In realtà lo era, visto che già due ore prima (intorno alle due) un'ondata di piena ampiamente oltre ogni evento mai registrato nel Piacentino aveva devastato Farini e la Valnure, Marsaglia e l'alta Valtrebbia e buona parte della Valdaveto dove se non ci sono stati morti è un miracolo. Ma al funzionario comunale questa informazione non arriva. E spiega nel dettaglio quali sono le comunicazioni che ha ricevuto dal Comitato operativo regionale di Protezione civile: la prima email (senza telefonate per segnalarne l'invio) è delle 4,39 e riguarda l'allerta per il Trebbia. Dieci minuti dopo arriva una email di tenore uguale per il Nure. Alle 5,44 arriva una nuova email con un aggiornamento sulla situazione del Trebbia che doveva essere dettagliato in un file allegato che tuttavia non era presente; ma che in ogni caso non sarebbe stato di particolare utilità, e lo si è scoperto quando è poi arrivato alle 8,38: del tutto generico, dice Fedele.

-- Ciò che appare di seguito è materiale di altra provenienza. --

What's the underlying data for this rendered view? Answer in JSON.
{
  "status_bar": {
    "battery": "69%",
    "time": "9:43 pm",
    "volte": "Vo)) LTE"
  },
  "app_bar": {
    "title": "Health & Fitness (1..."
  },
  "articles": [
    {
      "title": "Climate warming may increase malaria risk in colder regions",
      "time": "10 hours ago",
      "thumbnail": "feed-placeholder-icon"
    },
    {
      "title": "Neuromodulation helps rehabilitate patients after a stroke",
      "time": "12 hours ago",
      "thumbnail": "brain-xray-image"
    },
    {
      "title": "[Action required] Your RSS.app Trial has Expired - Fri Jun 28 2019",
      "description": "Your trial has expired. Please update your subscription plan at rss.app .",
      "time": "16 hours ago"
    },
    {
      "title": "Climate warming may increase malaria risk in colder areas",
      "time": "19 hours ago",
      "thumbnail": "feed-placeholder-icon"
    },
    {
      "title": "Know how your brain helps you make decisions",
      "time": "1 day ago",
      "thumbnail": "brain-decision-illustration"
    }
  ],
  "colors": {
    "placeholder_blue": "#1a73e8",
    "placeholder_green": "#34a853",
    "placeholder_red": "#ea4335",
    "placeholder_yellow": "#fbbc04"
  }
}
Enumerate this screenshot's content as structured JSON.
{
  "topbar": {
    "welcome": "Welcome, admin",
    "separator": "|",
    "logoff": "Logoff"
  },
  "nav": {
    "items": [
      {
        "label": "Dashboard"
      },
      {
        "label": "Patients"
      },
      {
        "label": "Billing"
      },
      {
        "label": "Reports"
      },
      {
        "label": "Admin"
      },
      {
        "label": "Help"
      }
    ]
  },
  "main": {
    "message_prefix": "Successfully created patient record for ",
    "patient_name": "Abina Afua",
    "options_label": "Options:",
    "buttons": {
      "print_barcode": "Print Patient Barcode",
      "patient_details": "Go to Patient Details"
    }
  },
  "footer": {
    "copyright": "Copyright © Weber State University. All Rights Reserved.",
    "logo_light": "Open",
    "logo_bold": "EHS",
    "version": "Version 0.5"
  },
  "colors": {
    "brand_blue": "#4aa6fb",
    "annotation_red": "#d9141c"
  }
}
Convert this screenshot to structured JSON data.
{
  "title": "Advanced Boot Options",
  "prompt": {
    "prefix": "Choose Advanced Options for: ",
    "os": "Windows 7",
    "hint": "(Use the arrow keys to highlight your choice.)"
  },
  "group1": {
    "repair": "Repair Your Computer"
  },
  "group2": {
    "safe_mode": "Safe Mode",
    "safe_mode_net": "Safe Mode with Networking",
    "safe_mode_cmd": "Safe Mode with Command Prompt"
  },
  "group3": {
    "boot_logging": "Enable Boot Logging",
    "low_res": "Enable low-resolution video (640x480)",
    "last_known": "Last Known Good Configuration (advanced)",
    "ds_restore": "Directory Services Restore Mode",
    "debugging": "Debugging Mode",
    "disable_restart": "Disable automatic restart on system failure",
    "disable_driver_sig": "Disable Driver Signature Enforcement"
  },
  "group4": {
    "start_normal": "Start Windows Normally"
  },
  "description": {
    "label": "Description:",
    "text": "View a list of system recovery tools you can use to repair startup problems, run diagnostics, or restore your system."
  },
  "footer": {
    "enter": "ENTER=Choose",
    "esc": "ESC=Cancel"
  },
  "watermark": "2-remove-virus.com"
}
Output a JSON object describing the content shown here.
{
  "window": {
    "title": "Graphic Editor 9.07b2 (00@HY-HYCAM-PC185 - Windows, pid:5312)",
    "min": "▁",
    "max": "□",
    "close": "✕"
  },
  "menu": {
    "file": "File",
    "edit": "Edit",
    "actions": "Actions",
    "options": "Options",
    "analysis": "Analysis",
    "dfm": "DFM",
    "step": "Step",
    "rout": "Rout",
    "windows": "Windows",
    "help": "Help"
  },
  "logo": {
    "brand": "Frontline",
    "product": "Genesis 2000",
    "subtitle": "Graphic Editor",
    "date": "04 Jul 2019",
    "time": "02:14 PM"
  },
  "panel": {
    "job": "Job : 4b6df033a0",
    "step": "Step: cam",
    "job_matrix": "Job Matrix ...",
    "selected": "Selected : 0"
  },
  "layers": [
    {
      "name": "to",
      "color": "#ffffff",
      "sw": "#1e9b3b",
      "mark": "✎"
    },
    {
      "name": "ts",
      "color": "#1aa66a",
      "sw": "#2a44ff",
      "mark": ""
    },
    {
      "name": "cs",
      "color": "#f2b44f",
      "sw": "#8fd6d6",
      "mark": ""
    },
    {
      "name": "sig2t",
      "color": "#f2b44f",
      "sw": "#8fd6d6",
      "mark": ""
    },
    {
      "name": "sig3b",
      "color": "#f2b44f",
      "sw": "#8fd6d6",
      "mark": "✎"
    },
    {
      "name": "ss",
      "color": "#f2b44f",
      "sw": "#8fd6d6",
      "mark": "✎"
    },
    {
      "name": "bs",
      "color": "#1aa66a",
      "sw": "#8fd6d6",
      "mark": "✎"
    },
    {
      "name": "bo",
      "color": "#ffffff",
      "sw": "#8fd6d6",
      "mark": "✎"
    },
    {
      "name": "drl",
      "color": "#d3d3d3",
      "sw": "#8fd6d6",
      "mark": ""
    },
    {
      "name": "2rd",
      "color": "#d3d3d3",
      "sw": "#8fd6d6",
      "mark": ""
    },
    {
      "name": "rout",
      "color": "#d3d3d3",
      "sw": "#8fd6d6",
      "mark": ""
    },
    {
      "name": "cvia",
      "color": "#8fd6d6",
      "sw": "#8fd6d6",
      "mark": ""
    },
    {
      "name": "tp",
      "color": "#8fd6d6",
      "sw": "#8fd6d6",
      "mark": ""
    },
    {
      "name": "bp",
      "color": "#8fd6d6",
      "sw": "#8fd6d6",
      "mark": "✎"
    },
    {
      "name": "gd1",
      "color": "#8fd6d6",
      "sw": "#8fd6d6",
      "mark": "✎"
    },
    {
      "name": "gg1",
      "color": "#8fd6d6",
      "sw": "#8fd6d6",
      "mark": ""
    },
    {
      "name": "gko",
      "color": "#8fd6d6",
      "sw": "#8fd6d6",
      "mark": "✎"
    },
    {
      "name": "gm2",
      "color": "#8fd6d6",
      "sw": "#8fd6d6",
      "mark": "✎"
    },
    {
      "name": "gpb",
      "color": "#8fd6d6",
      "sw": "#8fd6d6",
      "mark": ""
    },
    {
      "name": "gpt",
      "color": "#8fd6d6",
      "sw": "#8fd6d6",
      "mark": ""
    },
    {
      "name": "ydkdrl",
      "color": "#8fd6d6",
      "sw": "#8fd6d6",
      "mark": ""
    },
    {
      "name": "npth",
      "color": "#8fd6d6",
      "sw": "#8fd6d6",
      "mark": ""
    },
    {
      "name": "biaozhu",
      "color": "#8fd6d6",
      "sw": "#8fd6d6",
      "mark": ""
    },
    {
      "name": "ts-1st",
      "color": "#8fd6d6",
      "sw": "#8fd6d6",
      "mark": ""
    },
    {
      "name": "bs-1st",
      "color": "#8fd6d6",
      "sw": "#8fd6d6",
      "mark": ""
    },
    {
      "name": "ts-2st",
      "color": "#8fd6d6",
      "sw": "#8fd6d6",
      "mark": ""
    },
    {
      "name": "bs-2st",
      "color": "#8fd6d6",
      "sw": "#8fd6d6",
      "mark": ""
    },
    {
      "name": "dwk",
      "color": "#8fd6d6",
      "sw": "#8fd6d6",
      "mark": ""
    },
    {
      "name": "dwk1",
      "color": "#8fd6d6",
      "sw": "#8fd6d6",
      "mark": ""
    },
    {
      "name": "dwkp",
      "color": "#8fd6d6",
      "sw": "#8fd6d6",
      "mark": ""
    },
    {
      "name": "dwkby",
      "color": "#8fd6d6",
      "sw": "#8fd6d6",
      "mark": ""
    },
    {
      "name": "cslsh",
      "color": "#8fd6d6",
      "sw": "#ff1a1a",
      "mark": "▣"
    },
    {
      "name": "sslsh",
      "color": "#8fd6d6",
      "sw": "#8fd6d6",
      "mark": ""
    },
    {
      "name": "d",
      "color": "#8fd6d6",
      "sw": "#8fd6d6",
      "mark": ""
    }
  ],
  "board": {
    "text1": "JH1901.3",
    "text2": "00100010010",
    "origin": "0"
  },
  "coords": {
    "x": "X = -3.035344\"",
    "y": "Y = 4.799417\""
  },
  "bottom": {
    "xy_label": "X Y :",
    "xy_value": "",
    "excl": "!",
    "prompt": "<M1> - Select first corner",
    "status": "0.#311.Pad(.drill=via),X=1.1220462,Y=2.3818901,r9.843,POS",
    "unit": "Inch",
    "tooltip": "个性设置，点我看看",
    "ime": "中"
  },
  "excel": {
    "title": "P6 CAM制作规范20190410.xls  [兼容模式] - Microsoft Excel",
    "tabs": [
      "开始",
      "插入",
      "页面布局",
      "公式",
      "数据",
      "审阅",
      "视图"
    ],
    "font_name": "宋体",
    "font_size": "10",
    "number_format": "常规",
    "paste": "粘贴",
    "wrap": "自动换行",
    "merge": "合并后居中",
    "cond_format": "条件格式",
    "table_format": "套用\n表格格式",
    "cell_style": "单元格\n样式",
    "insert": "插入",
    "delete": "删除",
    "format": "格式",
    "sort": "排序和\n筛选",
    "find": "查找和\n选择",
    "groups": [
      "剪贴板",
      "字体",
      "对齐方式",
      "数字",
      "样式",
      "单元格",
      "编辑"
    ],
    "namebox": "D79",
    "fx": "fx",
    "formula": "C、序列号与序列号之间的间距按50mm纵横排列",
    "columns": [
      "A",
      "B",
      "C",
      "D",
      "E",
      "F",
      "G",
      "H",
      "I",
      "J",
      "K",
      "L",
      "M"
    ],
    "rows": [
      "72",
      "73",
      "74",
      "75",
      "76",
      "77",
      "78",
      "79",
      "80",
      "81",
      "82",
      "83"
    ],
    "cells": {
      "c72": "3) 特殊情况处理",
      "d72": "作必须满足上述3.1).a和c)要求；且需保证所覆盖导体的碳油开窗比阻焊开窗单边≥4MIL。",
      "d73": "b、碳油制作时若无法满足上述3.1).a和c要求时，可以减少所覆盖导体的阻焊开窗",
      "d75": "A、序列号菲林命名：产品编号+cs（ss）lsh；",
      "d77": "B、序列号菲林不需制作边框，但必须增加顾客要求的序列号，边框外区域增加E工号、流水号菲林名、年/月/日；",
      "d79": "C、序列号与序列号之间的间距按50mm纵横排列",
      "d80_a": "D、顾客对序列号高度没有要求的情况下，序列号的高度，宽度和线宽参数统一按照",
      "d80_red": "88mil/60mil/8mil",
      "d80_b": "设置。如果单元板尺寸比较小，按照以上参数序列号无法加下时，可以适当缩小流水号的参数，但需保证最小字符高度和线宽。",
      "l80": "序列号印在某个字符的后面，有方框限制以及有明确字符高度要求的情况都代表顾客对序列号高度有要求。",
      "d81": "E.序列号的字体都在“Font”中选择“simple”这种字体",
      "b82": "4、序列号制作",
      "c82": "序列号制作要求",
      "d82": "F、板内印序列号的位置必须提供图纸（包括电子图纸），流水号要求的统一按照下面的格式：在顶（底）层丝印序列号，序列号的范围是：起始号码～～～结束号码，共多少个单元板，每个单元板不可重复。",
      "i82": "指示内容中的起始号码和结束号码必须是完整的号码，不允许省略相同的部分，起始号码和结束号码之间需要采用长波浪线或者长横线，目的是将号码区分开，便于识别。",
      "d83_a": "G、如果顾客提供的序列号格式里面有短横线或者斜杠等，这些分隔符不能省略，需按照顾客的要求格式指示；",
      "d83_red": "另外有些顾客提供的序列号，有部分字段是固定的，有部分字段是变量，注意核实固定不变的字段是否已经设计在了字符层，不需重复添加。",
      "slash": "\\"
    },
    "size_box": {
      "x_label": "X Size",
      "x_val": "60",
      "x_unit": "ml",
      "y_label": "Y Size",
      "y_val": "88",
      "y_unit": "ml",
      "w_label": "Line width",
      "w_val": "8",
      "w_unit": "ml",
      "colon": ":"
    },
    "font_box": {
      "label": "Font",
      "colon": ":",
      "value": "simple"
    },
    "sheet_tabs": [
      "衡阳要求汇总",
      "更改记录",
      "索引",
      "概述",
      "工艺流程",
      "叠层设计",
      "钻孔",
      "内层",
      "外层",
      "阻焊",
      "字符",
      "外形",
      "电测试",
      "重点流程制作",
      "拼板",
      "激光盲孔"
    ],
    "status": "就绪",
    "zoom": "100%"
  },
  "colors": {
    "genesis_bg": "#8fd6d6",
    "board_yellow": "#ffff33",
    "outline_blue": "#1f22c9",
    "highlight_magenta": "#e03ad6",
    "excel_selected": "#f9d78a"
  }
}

A quell'ora Roncaglia era già sott'acqua.

Gaetano Fedele riferisce poi di tre comunicazioni di allerta consecutive inviate dalla Prefettura di Piacenza tra le 6,56 e le 7,16, ovvero quando il Nure aveva già mietuto le sue tre vittime a Recesio di Bettola, dove era crollata la Provinciale, e quando Farini, Marsaglia e la Valdaveto erano già state invase dal fango, e Roncaglia stava per essere allagata; peraltro in zone non considerate a rischio (altro punto su cui riflettere). 

Morale, fatta salva la considerazione sulla "bomba d'acqua" imprevedibile per intensità, il meccanismo delle comunicazioni tra istituzioni in casi del genere sembra che faccia più acqua di quella caduta dal cielo all'alba del 14 settembre. E' quel che emerge dalla relazione dell'ingegner Gaetano Fedele. Il quale sostiene di non essere stato messo a conoscenza dei danni enormi già avvenuti in Valnure (per fare l'esempio più eclatante) quasi quattro ore prima dell'esondazione che ha poi allagato Roncaglia. Se il quadro fosse stato più chiaro, forse qualche danno poteva essere evitato. Non tutti, certo, perché in poche ore, nel cuore della notte, non si ha il tempo materiale di mettere in salvo di evacuare decine di case e aziende. Ma qualcosa in più lo si poteva fare. 

Resta da capire come poteva avvenire il passaggio di informazioni tra le alte vallate del Nure e del Trebbia e il comitato operativo regionale di Protezione civile. Centralini delle forze dell'ordine, vigili del fuoco, semplici cittadini: è da qui che le informazioni potevano arrivare e dovevano poi essere "girate" a valle e nei centri operativi. Ma non è stato fatto.

Ora, sempre in sede di commissione, sono in programma le audizioni proprio dei responsabili regionali del Cor oltre che della prefettura di Piacenza e dell'Aipo.